Con la presentazione a Bruxelles del Piano nazionale strategico lo scorso 31 dicembre 2021, l’Italia ha definito il nuovo sistema dei pagamenti diretti per il 2023/27, oltre a perfezionare la griglia di interventi dello Sviluppo Rurale.

Per la prima volta, così come richiesto dal nuovo iter procedurale voluto dalla Commissione europea, gli Stati membri hanno goduto di alcuni rilevanti gradi di libertà nella definizione delle risorse e nella selezione dei meccanismi di erogazione dei pagamenti diretti. Le principali scelte dell’Italia, maturate nell’ambito di un tavolo di partenariato che ha coinvolto le regioni e le parti economiche e sociali, sono state finalizzate a conseguire due grandi obiettivi: quello di riequilibrio nella distribuzione delle risorse e di rafforzamento dell’architettura verde della PAC.
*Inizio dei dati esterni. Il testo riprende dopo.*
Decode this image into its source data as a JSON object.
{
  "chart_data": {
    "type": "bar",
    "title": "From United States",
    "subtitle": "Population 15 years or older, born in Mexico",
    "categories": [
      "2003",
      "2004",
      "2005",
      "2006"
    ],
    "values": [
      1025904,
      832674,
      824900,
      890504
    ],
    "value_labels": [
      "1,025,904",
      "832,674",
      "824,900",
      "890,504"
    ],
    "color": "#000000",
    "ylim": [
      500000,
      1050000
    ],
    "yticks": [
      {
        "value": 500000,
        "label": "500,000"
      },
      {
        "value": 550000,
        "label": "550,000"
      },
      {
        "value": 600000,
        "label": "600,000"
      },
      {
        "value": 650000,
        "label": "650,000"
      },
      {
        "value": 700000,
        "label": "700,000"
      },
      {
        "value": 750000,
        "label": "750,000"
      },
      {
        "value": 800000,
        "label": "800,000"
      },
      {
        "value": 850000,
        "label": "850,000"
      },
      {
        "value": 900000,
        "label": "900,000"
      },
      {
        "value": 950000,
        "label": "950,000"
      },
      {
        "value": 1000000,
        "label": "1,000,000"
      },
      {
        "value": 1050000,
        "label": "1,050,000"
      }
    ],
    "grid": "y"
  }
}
Riguardo al primo obiettivo, l’Italia ha deciso di mantenere il sistema dei titoli, destinando annualmente al sostegno di base 1,678 miliardi di euro. Nel loro ricalcolo questo si traduce in una contrazione del 47% rispetto ai 3,168 miliardi di euro erogati a favore di pagamento di base e greening nel 2020.

Diversi gli interventi per ridistribuire le risorse dai titoli più alti a quelli più bassi. Per il valore dei titoli, è stato fissato un tetto massimo di duemila euro dal 2023. Contestualmente, prosegue il percorso di convergenza: nel 2026 tutti i titoli raggiungeranno un valore almeno pari all’85% del valore medio nazionale (167,19 euro). I titoli più alti saranno quindi soggetti a una progressiva riduzione in quattro step, con uno “stop loss” al 30%. Tramite il sostegno ridistributivo circa 349 milioni di euro saranno erogati alle aziende agricole di minori dimensioni (il sostegno è ammesso fino ad un massimo di superficie pari a 14 ettari, per dimensioni aziendali inferiori ai 50 ettari).

Infine, è confermato l’aiuto accoppiato che, con una dotazione di 454 milioni di euro l’anno, interesserà i cereali (frumento duro e riso), alcune colture industriali (barbabietola da zucchero e pomodoro da trasformazione), oleaginose e leguminose (eccetto la soia), gli agrumi e l’olivo, oltre alla zootecnia. Prosegue l’attenzione ai giovani agricoltori, con un intervento sinergico di interventi fra I e II pilastro, e alla gestione del rischio, con il 3% delle risorse dei pagamenti diretti destinate a finanziare come quota a carico dei privati il nuovo Fondo mutualistico nazionale, mentre la parte pubblica resta a carico del budget dello Sviluppo Rurale.

Sul fronte della transizione ecologica, Bruxelles era già intervenuta con una condizionalità rafforzata che ingloba anche obiettivi ambientali e sociali (tutela del lavoro in agricoltura). Su scala nazionale sono stati invece definiti cinque nuovi Eco-schemi, a cui sono destinati circa 874 milioni di euro (25% del budget dei pagamenti diretti) e che opereranno in sinergia con i 26 interventi agro-climatico-ambientali (Aca) dello Sviluppo rurale.

Il Piano strategico nazionale è ora la vaglio della Commissione europea, per cui è possibile che da qui a giugno il piano si perfezioni con alcune integrazioni e correzioni, frutto del negoziato.

Nella strategia nazionale diventa centrale il tema della gestione dei rischi che, mai come in questa programmazione, conterà su risorse cospicue e strumentazioni nuove. Circa tre miliardi di euro a sostegno degli strumenti di gestione del rischio e la realizzazione del primo fondo mutualistico nazionale a copertura dei rischi catastrofali, la cui frequenza e intensità è aumentata nel corso di questi ulti anni.

Si tratta di direttrici che innovano profondamente l’offerta nazionale di politiche agricole e aprono all’innovazione sia tecnica che organizzativa. In particolare smart farming e strumenti contrattuali risulteranno due tra le principali chiavi di lettura per il futuro dell’agricoltura italiana.